Paravur ist jetzt eine kleine Stadt, die in der Zeit gefangen ist. Es gibt immer noch eine gute Bäckerei und ihr Eierkuchen (eine Hälfte eines gekochten Eies mit würzigen Zwiebeln im Blätterteig) kann mit mir machen, was die Madeleine mit Proust gemacht hat, einen großen Fischmarkt (mit einigen der besten Sardellen, Red Snapper) und Karimeen in der Welt), ein teurer Blumenstand. Es gibt keine neuen Schulen, auf die ich meine Kinder schicken möchte, keine guten Krankenhäuser, in die ich mich gerne eingestehen würde. Ich entscheide mich nicht dafür, in meinem verfallenen alten Haus zu leben, dessen Wände abblättern; wo die Zibetkatze durch das Tor hereinkommt, auf den Guavenbaum klettert und sich jede Nacht auf den Dachboden schleicht. Ich bin sogar froh, dass ich der erstickenden Engstirnigkeit und den neugierigen Nachbarn entkommen bin. Aber ich habe mich nie von Paravur befreit. Ich habe es gelernt, verlernt und wieder gelernt.

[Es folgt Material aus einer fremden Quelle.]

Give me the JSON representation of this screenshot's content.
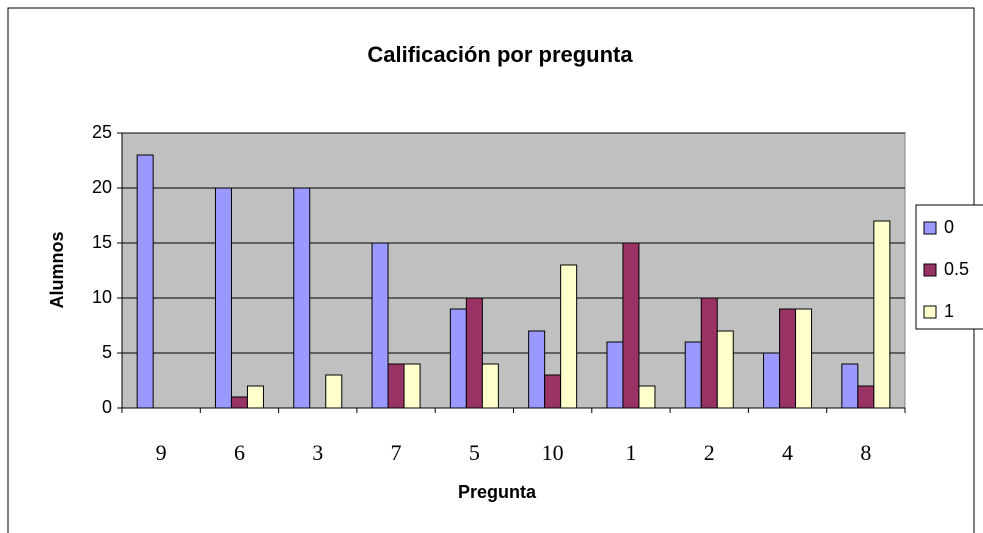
{
  "chart_data": {
    "type": "bar",
    "title": "Calificación por pregunta",
    "x_label": "Pregunta",
    "y_label": "Alumnos",
    "categories": [
      "9",
      "6",
      "3",
      "7",
      "5",
      "10",
      "1",
      "2",
      "4",
      "8"
    ],
    "series": [
      {
        "name": "0",
        "color": "#9999ff",
        "values": [
          23,
          20,
          20,
          15,
          9,
          7,
          6,
          6,
          5,
          4
        ]
      },
      {
        "name": "0.5",
        "color": "#993366",
        "values": [
          0,
          1,
          0,
          4,
          10,
          3,
          15,
          10,
          9,
          2
        ]
      },
      {
        "name": "1",
        "color": "#ffffcc",
        "values": [
          0,
          2,
          3,
          4,
          4,
          13,
          2,
          7,
          9,
          17
        ]
      }
    ],
    "ylim": [
      0,
      25
    ],
    "yticks": [
      0,
      5,
      10,
      15,
      20,
      25
    ],
    "grid": true,
    "legend": "right"
  }
}
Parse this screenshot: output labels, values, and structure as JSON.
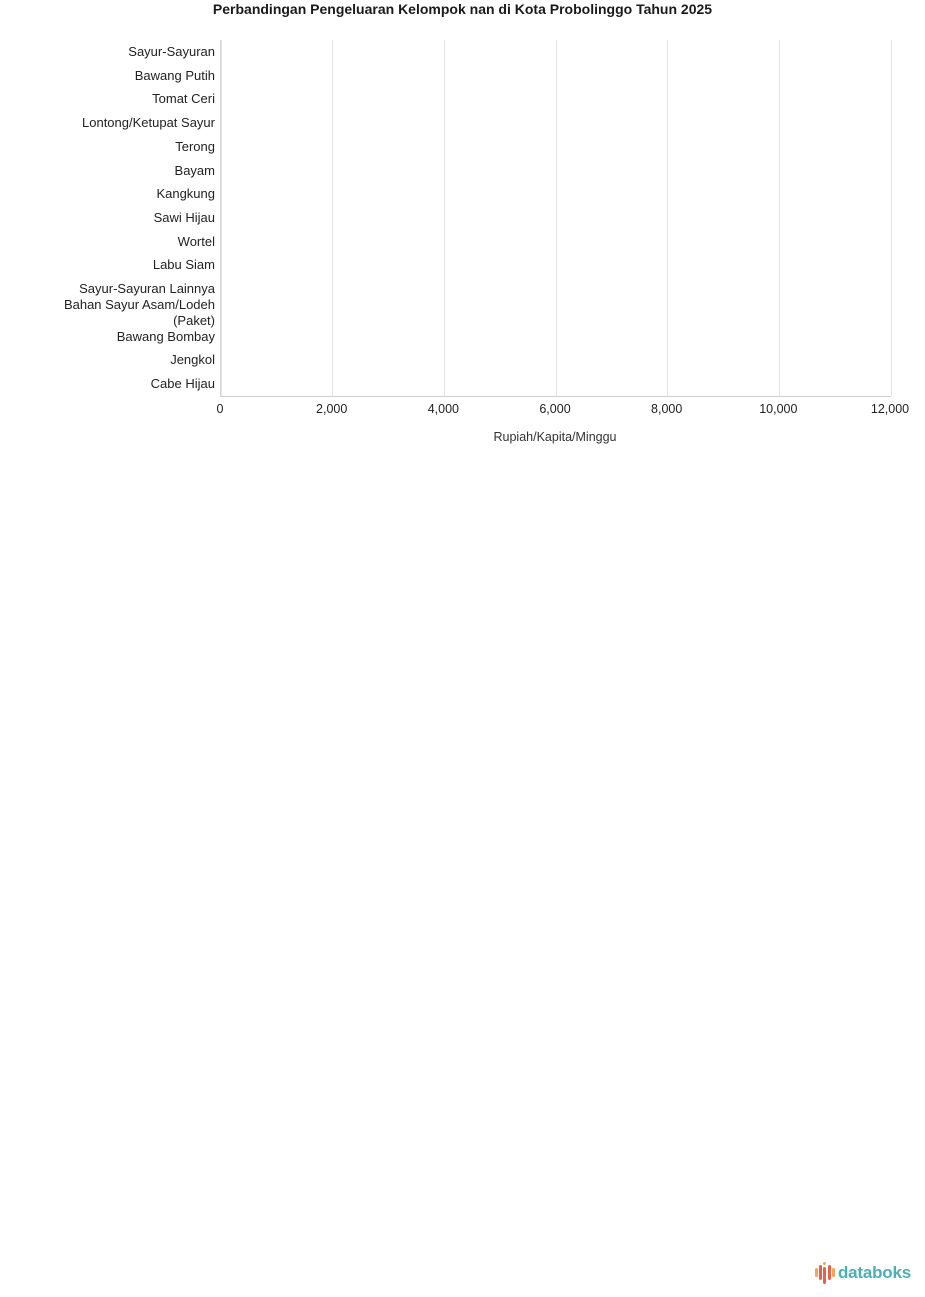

Wenn mein Wesen eine Achse hat, dann kippt sie in dieser braunen Erde. Wenn meine Vergangenheit einen PIN-Code hat, ist es 691301. Wenn Sie mich gegen das Licht halten, werden Sie feststellen, dass dieser Ort in mir wie ein Wasserzeichen glitzert. Es ist der einzige Ort, an dem ich in Frieden ruhen kann. Paravur ist mein Gestern und mein ersehntes Morgen. Paravur ist besser als Paris. Ich war noch nie in Paris, stimmt. Aber Sie waren auch noch nie in Paravur.